Two in three lenders have failed to pass on cutJust 38 in 100 mortgage firms say they'll cut SVRs

24 April 2008

terrace of houses

Nearly two-thirds of mortgage lenders have so far failed to pass on April's interest rate reduction to borrowers, two weeks after the Bank of England base rate was cut.

Just 38 out of 100 lenders have so far said they will be reducing their standard variable rate (SVR), according to financial information group Moneyfacts.co.uk.

The group said the majority of lenders were passing on the full 0.25%, but five were reducing their rates by less than this.

Call to cut rate

These lenders included the recently nationalised bank Northern Rock, which is reducing its SVR by just 0.1%, despite the Prime Minister's call for lenders to pass on the reduction to their customers.

Moneyfacts said that although many lenders had been quick to pass on the cut, 43% of them did not have any products that were linked to their SVR, meaning the number of borrowers affected by the move would be limited.

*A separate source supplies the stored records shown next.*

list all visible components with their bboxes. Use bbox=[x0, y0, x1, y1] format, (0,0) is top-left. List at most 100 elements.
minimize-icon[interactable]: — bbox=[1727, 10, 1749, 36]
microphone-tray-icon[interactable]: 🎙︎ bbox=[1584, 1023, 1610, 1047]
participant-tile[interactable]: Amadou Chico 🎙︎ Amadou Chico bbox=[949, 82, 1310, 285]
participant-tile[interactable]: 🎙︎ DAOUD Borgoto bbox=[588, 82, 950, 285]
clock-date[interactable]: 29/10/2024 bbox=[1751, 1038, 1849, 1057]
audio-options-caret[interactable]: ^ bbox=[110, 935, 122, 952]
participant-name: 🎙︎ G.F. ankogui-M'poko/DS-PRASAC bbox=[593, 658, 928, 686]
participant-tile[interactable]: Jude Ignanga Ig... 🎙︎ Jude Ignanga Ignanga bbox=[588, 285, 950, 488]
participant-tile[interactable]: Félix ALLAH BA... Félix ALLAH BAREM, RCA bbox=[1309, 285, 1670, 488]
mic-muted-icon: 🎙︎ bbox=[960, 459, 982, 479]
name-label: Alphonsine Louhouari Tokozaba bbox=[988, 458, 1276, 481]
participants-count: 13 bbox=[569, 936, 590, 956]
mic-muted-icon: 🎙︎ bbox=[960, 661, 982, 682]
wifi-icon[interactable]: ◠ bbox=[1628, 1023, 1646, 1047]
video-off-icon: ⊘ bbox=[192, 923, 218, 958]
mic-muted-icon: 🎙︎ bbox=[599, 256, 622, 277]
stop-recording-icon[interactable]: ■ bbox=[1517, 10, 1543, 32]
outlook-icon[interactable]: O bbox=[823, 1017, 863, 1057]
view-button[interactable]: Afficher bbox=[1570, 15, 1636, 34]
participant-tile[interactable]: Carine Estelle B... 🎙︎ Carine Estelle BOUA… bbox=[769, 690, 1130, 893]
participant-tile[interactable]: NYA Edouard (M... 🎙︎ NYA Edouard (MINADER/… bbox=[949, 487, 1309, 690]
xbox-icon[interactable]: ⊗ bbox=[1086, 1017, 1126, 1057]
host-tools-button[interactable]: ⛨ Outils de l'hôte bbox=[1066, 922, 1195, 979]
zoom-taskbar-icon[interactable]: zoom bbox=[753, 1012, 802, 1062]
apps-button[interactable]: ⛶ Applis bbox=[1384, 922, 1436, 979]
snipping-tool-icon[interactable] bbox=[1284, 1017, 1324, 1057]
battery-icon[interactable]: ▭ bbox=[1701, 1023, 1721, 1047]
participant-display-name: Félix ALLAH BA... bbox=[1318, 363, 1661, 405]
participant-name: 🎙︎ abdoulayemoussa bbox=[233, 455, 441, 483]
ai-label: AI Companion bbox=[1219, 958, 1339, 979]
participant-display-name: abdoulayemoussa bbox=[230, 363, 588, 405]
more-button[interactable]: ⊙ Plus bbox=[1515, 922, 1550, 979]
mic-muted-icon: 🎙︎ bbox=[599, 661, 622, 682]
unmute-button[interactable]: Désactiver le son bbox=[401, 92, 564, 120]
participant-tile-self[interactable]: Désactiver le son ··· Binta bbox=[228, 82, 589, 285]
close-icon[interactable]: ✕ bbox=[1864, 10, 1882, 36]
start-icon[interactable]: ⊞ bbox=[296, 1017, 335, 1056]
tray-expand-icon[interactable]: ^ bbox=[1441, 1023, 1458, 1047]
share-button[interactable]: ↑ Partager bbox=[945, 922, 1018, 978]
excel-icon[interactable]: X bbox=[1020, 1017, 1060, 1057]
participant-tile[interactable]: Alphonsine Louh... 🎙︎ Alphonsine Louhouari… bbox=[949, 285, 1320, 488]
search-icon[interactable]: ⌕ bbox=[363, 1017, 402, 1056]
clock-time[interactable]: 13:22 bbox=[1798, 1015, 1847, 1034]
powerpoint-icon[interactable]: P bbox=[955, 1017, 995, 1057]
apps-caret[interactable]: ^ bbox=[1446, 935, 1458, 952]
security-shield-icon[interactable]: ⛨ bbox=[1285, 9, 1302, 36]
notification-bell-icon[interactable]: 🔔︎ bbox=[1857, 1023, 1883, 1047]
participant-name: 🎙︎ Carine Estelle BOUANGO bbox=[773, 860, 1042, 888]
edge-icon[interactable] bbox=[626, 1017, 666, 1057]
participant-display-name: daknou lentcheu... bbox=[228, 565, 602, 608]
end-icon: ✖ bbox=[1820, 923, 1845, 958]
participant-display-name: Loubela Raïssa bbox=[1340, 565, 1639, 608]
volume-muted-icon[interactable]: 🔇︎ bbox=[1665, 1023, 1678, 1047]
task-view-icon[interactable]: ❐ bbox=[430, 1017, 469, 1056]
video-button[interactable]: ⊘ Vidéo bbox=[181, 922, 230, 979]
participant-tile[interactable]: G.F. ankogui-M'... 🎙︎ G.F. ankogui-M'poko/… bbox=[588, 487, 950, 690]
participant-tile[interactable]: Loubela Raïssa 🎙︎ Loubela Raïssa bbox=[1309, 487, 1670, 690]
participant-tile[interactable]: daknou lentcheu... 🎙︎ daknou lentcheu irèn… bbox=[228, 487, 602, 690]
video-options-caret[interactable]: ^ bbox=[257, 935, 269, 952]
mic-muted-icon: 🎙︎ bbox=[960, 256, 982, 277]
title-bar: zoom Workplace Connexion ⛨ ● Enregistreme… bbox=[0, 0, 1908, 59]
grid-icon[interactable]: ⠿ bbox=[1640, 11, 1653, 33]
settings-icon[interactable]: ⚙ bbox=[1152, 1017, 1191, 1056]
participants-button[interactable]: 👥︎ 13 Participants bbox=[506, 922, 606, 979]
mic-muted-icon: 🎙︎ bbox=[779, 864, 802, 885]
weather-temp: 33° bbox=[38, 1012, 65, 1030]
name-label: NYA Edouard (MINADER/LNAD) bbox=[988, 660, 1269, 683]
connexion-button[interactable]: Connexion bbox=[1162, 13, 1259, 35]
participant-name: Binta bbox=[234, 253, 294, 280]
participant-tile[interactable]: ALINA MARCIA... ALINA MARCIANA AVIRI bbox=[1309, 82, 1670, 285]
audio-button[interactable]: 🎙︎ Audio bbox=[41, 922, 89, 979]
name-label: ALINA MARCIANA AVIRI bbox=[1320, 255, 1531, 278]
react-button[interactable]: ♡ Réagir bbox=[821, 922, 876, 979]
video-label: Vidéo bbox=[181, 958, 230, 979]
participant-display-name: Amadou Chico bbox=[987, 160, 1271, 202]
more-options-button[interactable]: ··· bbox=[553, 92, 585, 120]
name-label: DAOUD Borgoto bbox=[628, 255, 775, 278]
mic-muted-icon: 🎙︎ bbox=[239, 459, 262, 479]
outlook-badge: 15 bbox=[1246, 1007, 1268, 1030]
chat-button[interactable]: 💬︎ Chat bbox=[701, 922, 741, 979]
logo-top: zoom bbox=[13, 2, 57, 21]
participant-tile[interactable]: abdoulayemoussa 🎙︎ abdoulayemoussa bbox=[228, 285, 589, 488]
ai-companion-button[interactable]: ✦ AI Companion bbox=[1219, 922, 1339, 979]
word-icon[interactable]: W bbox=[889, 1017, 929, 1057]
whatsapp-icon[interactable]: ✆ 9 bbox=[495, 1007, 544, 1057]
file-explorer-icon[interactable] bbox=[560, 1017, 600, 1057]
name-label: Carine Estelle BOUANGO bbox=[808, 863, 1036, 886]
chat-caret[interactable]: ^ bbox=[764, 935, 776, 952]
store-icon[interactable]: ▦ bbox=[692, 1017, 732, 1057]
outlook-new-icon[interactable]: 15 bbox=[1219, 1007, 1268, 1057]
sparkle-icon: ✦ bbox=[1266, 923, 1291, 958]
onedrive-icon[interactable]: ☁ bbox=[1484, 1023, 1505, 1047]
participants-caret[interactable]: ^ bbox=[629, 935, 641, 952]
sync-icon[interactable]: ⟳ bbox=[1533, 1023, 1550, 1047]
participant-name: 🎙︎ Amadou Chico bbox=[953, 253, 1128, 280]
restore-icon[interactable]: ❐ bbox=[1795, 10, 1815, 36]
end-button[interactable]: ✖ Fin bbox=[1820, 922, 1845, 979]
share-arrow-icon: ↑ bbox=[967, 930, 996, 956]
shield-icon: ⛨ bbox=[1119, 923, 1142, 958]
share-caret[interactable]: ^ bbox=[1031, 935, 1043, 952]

It added that the seven lenders with the most SVR-related products had still not announced how much, if any, of the rate cut they would be passing on.

Higher rates

The group said the average SVR was now 7.11%, although half of the UK's top 10 lenders had rates that were higher than this, with Northern Rock having one of 7.49%.

It added that a number of lenders were also offering products at rates that were higher than their SVRs, with Nationwide and Halifax both offering deals to mainstream customers at higher rates.

Despite the reduction in base rates, 26 lenders have increased their margins on tracker mortgages for new customers, with the average tracker rate rising by 0.28% during the past month alone to 6.51%.

Fixed rates

The cost of fixed rate mortgages has also increased, with two-year deals rising from an average of 6.29% to 6.52%, while five year ones are up from 6.12% to 6.37%.

Meanwhile the number of different mortgage products available has continued to decline, dropping from 7,931 at the beginning of the year to just 3,906 now, a reduction of nearly 50%.

The number of different deals available to people with only a 5% deposit has dived from 862 in January to just 268 now.